365 DAYS PROJECT

2003   OCTOBER 6   #279

Is Paul Dead?

When I found this homemade cassette in the Anniston, Alabama Goodwill Thrift Store, I knew I had to spend 50 cents for it. A music lover taped this radio broadcast of a syndicated special detailing the "Paul Is Dead" phenomenon off the air. The program probably dates from the late 70s, if the presence of Foreigner's 1977 debut album on the tape's b-side is anything to go by. Surely the program's writers had tongue firmly in cheek when creating the script, which collects all the "death clues" which had been circulating since '69, and adds a few new ones to the mix. John Lennon's assassination finally put a stop to this nonsense, but somehow it was a better time when we had to make up dead Beatles to obsess about.

- Perry Amberson

TT-36:54 / 8.4MB / 32kbps 22khz (MONO)


(Image courtesy of Perry Amberson)

John Davison writes:
The incidental music from 0m00s through 0m53s on the "Is Paul Dead?" cassette (Entry #279 in the _365_Days_ project) is the "Dororo" track from Isao Tomita's classic album, _The_Bermuda_Triangle_ (Tomita's finest 1970s work, IMHO).

Byzcath writes:
After listening to the Paul is dead thing, all the stuff the announcer talked about really did float about. I remember putting the LPs on reel-to-reel tapes, turning the tape around and listening to all that backwards garbage that resulted, just waiting for those clues (I was 15-16 at the time and the Beatles were my life!). I think I have a magazine from that time devoted to the subject. There is a book out called "The Walrus Was Paul" that deals with the subject. Considering how sappy Paul's music and lyrics got after the Beatles split, in the '70's someone was quoted as saying: "I've heard Paul's records: I think he really IS dead."

Bob Purse writes:
The rumor was started by a couple of DJ's in the US, following the release of Abbey Road, in 1969. One of them (several years later) subsequently admitted having made the whole thing up.
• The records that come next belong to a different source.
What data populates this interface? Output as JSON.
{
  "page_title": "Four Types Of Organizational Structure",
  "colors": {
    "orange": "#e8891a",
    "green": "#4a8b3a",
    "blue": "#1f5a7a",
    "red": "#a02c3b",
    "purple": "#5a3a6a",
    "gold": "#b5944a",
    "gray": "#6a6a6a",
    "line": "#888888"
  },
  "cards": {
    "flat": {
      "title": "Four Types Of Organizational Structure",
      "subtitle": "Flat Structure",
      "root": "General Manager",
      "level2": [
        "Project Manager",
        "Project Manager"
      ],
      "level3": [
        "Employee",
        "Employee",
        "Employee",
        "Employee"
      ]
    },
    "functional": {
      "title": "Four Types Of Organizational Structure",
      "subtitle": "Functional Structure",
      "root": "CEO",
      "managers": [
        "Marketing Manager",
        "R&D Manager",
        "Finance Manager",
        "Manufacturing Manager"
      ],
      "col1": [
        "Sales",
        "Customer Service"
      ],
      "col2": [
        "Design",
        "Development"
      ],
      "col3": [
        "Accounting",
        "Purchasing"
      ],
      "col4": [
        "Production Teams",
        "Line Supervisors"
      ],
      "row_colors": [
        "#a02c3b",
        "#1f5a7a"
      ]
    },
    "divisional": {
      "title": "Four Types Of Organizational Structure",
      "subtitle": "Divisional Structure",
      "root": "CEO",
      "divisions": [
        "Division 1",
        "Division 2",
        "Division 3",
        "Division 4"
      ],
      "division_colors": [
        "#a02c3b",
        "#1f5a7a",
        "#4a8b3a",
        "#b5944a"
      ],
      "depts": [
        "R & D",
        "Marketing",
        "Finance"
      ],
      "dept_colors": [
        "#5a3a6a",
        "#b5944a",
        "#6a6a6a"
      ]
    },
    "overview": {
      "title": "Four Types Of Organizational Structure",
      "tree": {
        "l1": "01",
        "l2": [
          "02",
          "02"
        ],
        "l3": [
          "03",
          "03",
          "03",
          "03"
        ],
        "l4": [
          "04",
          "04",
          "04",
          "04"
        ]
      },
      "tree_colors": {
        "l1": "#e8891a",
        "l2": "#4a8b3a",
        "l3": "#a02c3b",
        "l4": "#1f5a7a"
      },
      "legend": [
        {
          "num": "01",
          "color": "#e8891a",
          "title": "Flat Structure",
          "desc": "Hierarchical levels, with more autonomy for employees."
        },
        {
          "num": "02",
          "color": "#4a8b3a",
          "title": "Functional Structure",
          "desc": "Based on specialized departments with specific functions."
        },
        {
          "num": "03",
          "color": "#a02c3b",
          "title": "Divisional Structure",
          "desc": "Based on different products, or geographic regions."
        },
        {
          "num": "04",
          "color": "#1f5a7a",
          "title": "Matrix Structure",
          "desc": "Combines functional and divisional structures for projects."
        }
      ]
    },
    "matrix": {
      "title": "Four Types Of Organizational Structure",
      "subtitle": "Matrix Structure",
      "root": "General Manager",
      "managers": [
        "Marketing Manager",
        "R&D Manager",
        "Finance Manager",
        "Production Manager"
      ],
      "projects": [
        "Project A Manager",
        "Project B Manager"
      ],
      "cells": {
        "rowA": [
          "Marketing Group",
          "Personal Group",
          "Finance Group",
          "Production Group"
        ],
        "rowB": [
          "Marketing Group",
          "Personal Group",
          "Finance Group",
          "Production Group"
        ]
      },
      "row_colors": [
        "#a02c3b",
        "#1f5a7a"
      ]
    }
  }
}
Most likely due to the fact that Paul had retreated from the Beatles' collapse as a group at that moment (and was therefore not very visable to the world), the rumors caught fire, with people coming up with all sorts of other "clues". There has never, even 34 years later, been any evidence that the Beatles were involved - certainly, in that time, if they had been involved, SOMEONE would have spilled the beans. It's all perception, anyway. I've seen a list of clues written by someone who was trying to show how Beatles lyrics/album covers could just as easily be manipulated to support a rumor that John had gone blind!

mcknigs writes:
I read somewhere that as a young college DJ, Fred "Too Slim" LaBour, later of the PBS radio singing cowboy group Riders in the Sky, was one of the DJs responsible for giving the Paul-is-Dead hoax a big push.

Jef Stevens writes:
Fred LaBour (aka the bass player "Too Slim" from Riders in the Sky) was indeed one of the primary people behind the hoax, but he was not a DJ. He was working at the Michigan Daily, a newspaper at the University of Michigan, when he heard a DJ named Russell Gibb at WKNR FM in Detroit who was talking about the "Paul is Dead" thing, which at that time had not spread very far and was obviously a joke. Mr. LaBour had been assigned the job of reviewing "Abbey Road" when he heard that show and invented many more "clues." Even though it was not the first article about Paul's rumored death, LaBour's article in the was important because it fleshed out several aspects of the story. Many of the elements of the rumor that have been repeated countless times were products of LaBour's imagination. He created the identity of Paul's replacement, William Campbell, and he asserted the walrus was an image of death, stating "'Walrus' is greek for corpse." The article was called "McCartney Dead: New Evidence Brought To Light." and was published on October 14, 1969. John Lennon once revealed in an interview that they thought the whole concept of backwards masking was pretty funny, and they tried it once as a joke. Apparently in the song "Girl" there is a backwards message of the Beatles chanting "TIT, TIT, TIT..." but that was the extent of their involvement in anything of that sort.